Nigeria’s economy has witnessed significant progress under President Bola Ahmed Tinubu, with key economic indicators showing marked improvements in debt management, foreign reserves, trade balance, and investor confidence. This was highlighted in an Easter Weekend Special shared by Senior Presidential Aide, Otega Ogra.

In a statement titled “Where is Nigeria Today Under President Bola Tinubu,” Ogra outlined seven major achievements recorded by the Tinubu administration in its first year, noting that the President’s financial acumen and strategic leadership have set the country on a path to sustainable economic recovery and growth.

According to Ogra, Nigeria’s total debt stock, including both domestic and external borrowings by the Federal Government, states, and the FCT, reduced from $108.2 billion to $94.2 billion as of December 31, 2024.

“President Tinubu has also cleared all verified foreign exchange (FX) backlogs, amounting to about $7 billion,” he added.

In addition, Nigeria’s external reserves rose to approximately $40.9 billion at the end of 2024, up from $33.0 billion in 2023. Net external reserves also saw a dramatic increase, jumping from $4.0 billion in 2023 to $23.3 billion – a 482.5% growth.

The country achieved a Balance of Payments (BOP) surplus of $6.83 billion in 2024, reversing the deficits recorded in 2022 and 2023. Non-oil exports grew by 24.6% to $7.46 billion, while gas exports surged by 48.3% to $8.66 billion, thanks to contributions from the Nigeria Gas Marketing Limited (NGML) and the Nigeria LNG Limited (NLNG).

“Portfolio investment inflows doubled to $13.35 billion in 2024, showing renewed investor confidence driven by Tinubu’s bold macroeconomic reforms,” Ogra stated.

He also noted a significant rise in diaspora contributions. Personal remittances increased by 8.9% to $20.93 billion, with inflows via International Money Transfer Operators (IMTOs) rising by 43.5% to $4.73 billion.

The statement further disclosed that Nigeria has substantially reduced its loan obligations to the International Monetary Fund (IMF), cutting it down by over 67% from $2.47 billion in 2023 to $800.23 million in 2024.

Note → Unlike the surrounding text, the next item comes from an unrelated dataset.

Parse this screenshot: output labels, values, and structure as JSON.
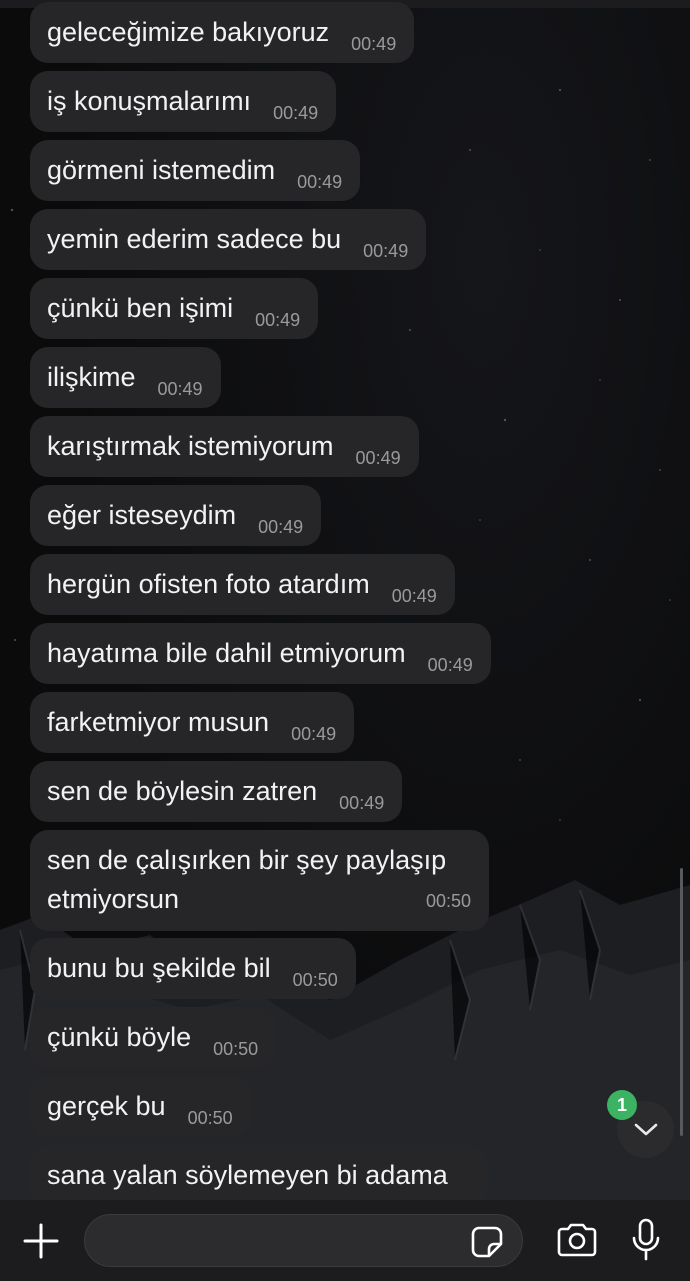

Under Tinubu’s leadership, Nigeria has also avoided new major external borrowings and is consistently repaying its loans without defaults. Ogra emphasized that federating states are now receiving their highest-ever FAAC allocations.

In terms of infrastructure, he revealed that construction is currently ongoing on 74 roads across 24 states. Major projects such as the Lagos-Calabar and Sokoto-Badagry super highways are underway, alongside the completion of critical routes like the Abuja-Kaduna-Zaria-Kano and East-West roads.

President Tinubu, who succeeded former President Muhammadu Buhari in 2023, pledged to build on the achievements of his predecessor while addressing structural economic challenges inherited from previous administrations.

“Nigeria is on a strong path to economic revival. From trade surpluses to rising investor confidence, the signs are clear. President Tinubu is delivering on his promise to lay a solid foundation for Nigeria and generations yet unborn,” Ogra concluded.

He urged Nigerians to “#BetOnNigeria,” expressing optimism about the country’s long-term prospects.